I did, however, order a cheeseburger that was exceptionally good. And they asked me how I wanted it cooked. Rare, of course. So here it comes, and the onion rings are horrid and the chips are limp like they are everywhere in this province. However, the burger was very juicy and very rare. This reminds me that I have to get a food processor so that I can mince beef.

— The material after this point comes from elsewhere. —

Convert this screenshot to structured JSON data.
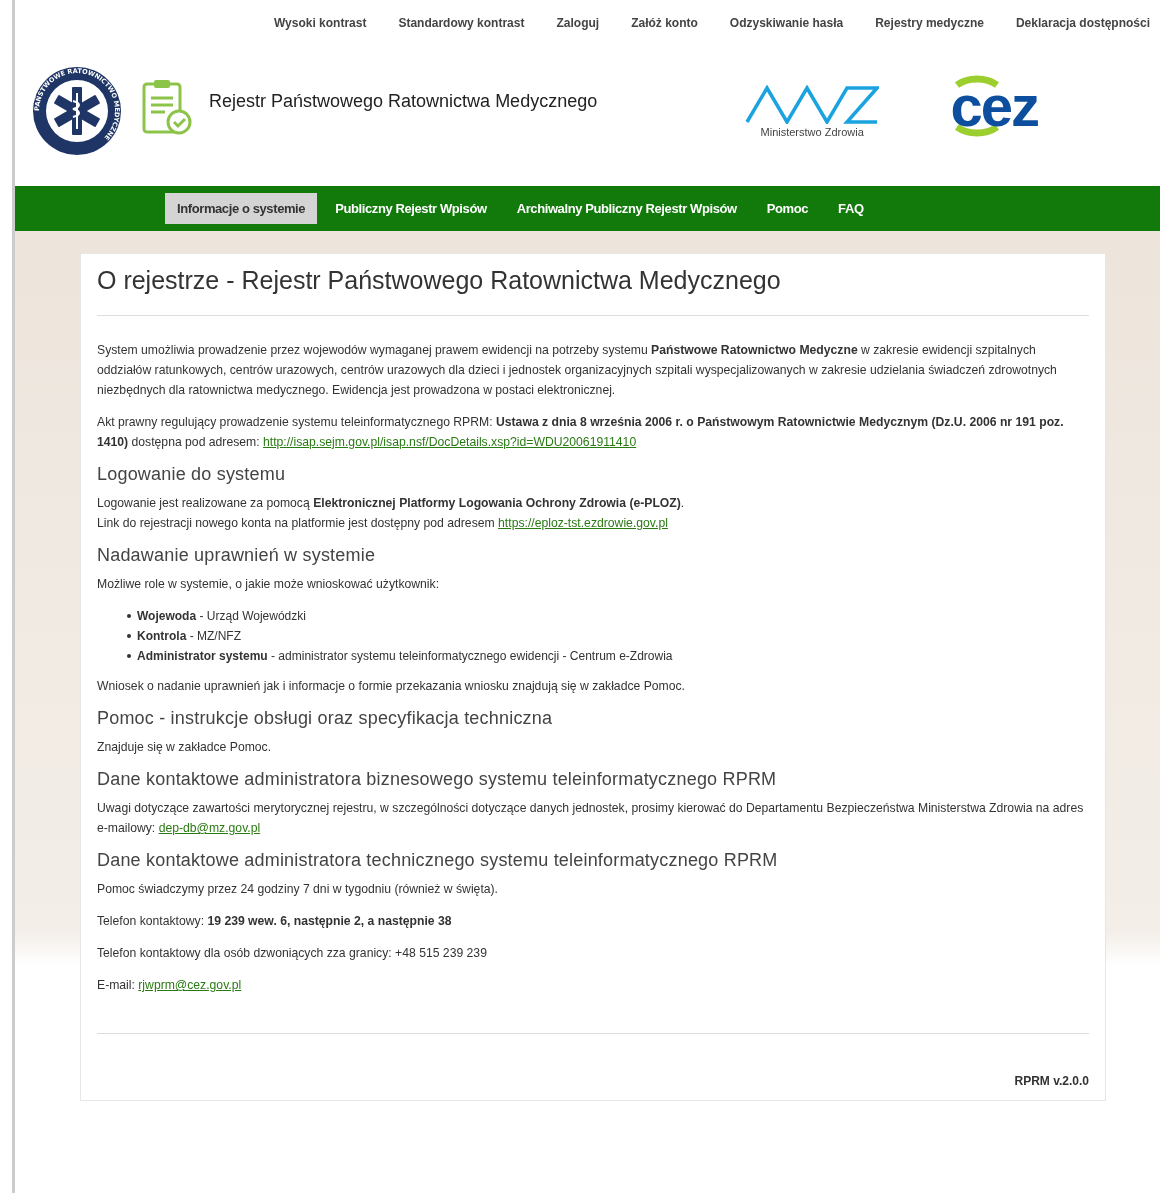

Yes, I know you can do it with two knives. Yes, I have done it before. Yes, it is very meditative. But no, it is not convenient at all.


Comments

( 8 comments — Leave a comment )
nobodyhere
23rd Feb, 2005 13:46 (UTC)
If you do get a food processor, minced leftover prime rib makes amazing sheppard's pie.
sfllaw
23rd Feb, 2005 14:21 (UTC)
If only I ate meat and potatos more often.
cpirate
23rd Feb, 2005 17:23 (UTC)
I'd like to point out that when it comes to hamburger, there's no such thing as "rare". There's "cooked" and there's "not cooked", aka "won't poison you" and "might poison you".
sfllaw
23rd Feb, 2005 17:46 (UTC)
Well-done hamburgers don't make life worth living.

As long as the kitchen is sanitary and they mince the meat moments before cooking, there is barely any health risk at all.
cpirate
23rd Feb, 2005 19:28 (UTC)
I think I'd put pretty long odds on the kitchen in Vieux Dublin mincing any meat at all, let alone moments before cooking.

I'm not even sure I buy that explanation, but I haven't looked into it that much; the problem as I understand it is that bacteria grow on the outer surface of the meat. A rare or even blue steak is fine because the outer surface has still been cooked, but once the meat has been minced then any bacteria from the outer surface are now mixed in with all the rest.

If you want to be completely traumatized about this, go read "Fast Food Nation".
sfllaw
23rd Feb, 2005 19:47 (UTC)
Cut off the outer layer of your meat before mincing. That's what I do.

And I have read Fast Food Nation. It's a good book, and slightly out of date. But an educational read nevertheless.
cpirate
23rd Feb, 2005 19:55 (UTC)
Ah, that'd do it. However, I think this is yet another thing neglected by basically every restaurant in existence.
sfllaw
23rd Feb, 2005 20:36 (UTC)
I haven't died yet.

And I eat kitfo and steak tartare. So I must be going to restaurants that are doing something right.